Original found in an online diary at OpenDiary.com:

homecoming football game
10/15/2000

well friday night was my school’s homecoming football game. me and my friend lauren decided to go together and it turned out that jp and shannon needed a ride to the game. well the car ride was interesting. my mom and i easily found jp’s house and we made fun of shannon the whole time in the car and then jp said “i get laurne, no shannon, she might try to kiss me” well we got lost in heartland (a subdivision) looking for lauren’s house but we finaly found it…and then we got shannon.. we stuck her in the front seat lol.

we got to the game and of course, shannon left the second we got there to go find logan (rolls eyes, she’s so pathetic) she then whined and whinted aobut how he was w/ roxanne (this girl)

but overall it was fun….

then at the end of the night, jp was like “i wanna have sum people over” so i called my mom and just gave her sum tentative plans well shannon called hers and LIED her a** off and her mom caled mine and i couldn’t go cuz the skank lied so bad…pisses me off.

sometimes i wanna cut offo ur friendship, she is so selfish and ungiving it is real annoying.

gtg, lyl,

elise

ps..ugh the spell checker hates me

Submitted to The Daily Herald as part of a high-school class assignment. Not published in the paper. Note the sudden burst of coherency in the last sentence:

Dear, Editor

I fell that you guys shouldn’t tell actor’s lives on the newspaper because that is very mean and it is not right is I was an actor and you wrote something about me like you did about Eminem and his wife I would sew you because you have no business getting into there lives just because there actor’s. And it might destroy there cd sales and might even affect there marriage. So I think you guys should mind your own business and focus on writing things that could help the state.

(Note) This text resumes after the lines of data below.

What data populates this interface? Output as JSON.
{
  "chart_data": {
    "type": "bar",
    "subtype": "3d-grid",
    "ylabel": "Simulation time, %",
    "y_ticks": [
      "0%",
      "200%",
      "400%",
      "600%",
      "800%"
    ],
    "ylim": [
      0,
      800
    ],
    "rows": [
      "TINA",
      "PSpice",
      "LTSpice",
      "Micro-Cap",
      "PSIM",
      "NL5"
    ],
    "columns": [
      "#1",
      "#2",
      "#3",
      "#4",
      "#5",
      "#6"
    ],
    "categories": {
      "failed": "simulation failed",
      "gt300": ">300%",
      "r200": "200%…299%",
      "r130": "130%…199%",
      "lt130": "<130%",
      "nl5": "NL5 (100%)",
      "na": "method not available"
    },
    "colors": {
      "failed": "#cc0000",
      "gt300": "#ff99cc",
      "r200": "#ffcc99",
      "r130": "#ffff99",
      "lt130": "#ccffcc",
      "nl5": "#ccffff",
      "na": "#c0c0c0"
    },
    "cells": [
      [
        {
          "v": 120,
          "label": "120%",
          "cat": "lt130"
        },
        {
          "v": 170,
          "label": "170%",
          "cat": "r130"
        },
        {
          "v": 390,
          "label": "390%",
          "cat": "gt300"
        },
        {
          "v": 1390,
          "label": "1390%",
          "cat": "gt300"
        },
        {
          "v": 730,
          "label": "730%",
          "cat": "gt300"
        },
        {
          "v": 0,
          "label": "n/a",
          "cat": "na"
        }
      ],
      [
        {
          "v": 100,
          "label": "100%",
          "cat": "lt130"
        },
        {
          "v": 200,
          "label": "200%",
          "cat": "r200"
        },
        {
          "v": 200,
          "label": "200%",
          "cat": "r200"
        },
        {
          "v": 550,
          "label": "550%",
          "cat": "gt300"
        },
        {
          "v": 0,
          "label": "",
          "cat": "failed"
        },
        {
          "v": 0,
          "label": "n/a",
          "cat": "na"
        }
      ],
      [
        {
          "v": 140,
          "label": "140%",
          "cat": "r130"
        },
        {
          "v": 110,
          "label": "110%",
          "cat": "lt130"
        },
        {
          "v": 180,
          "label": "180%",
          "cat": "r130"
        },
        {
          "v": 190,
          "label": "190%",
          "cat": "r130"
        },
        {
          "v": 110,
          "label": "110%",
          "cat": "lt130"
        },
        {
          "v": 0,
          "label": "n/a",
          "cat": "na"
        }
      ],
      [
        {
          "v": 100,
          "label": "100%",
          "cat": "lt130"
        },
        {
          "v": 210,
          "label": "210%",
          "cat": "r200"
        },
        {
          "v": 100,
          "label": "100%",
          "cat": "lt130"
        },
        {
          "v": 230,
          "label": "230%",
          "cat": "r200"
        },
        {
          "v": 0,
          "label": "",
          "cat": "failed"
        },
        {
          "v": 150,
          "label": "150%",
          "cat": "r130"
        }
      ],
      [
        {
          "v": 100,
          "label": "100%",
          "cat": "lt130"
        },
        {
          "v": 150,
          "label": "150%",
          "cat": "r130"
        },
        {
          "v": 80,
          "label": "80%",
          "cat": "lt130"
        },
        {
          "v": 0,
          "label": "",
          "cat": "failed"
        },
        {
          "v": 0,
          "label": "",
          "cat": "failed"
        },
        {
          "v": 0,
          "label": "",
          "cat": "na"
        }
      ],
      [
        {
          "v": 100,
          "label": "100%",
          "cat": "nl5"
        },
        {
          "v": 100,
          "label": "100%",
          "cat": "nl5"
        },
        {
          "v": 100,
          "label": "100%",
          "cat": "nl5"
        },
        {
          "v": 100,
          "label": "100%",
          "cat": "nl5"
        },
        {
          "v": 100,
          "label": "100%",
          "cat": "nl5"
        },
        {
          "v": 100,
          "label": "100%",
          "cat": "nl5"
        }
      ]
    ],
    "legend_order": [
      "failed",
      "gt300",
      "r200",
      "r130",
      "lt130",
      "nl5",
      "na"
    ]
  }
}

The contributor says she found this letter under a pile of fallen leaves outside her apartment:

Brigette,

I thought I would wright you since I’ve seen this movie at least a hundred times. I’m really tired now. This morning I was still peppy but I’m not anymore - my peppiness is gone!! Don’t worry about the prom thing-if its meant to be it will be. And I know you don’t want to hear that because if your anything like me you hate hearing that. I hate leaving things up to chance. I’d rather think that I control my own destony. But I’m sure its a combination of both. What do you think? Do you think there is a pre-destoned plan for us? I have no clue. Too much thought for a movie day!! I’m so sick of couples-every time I look at one I get sick! Isnt that terrible. I know jelousy is bad but I just cant help it. I’m tired of waiting “You can’t hurry love - ho you just have to wait - she said love don’t come easy, its a game of give or take.” Don’t you just love how I break into song every time I write you!:)It makes me feel better. Anyway enough sulking for one day. P.E. elective was fun although my team lost pretty badly. Any time that you have Torrey and Brandon on the same team-which isn’t your team you know you are going to loose. I loose with Torrey anyway I cut it anyway. I had too much fun at prom. I decided. I wish that I would have had a terrible time that way it wouln’t be so hard. I thought I was over the whole thing. But having a good date seems to reserface feelings. But back to your situation - mine is growing tiresome. You like him - he like you - bust a move!! There is absolutlely nothing to loose because you know he likes you. You have the perfect situation - don’t waste it!! thats my opinion anyway!! if there is any chance in he double hockey sticks that two people can get together - they should do it. OK I have deffinately done enough preaching for one note!!:) But seriously do what you heart tells you too. And if people keep giving you a hard time - oh well. Who cares about them!!:) See you tonight about the dress!! Love ya!!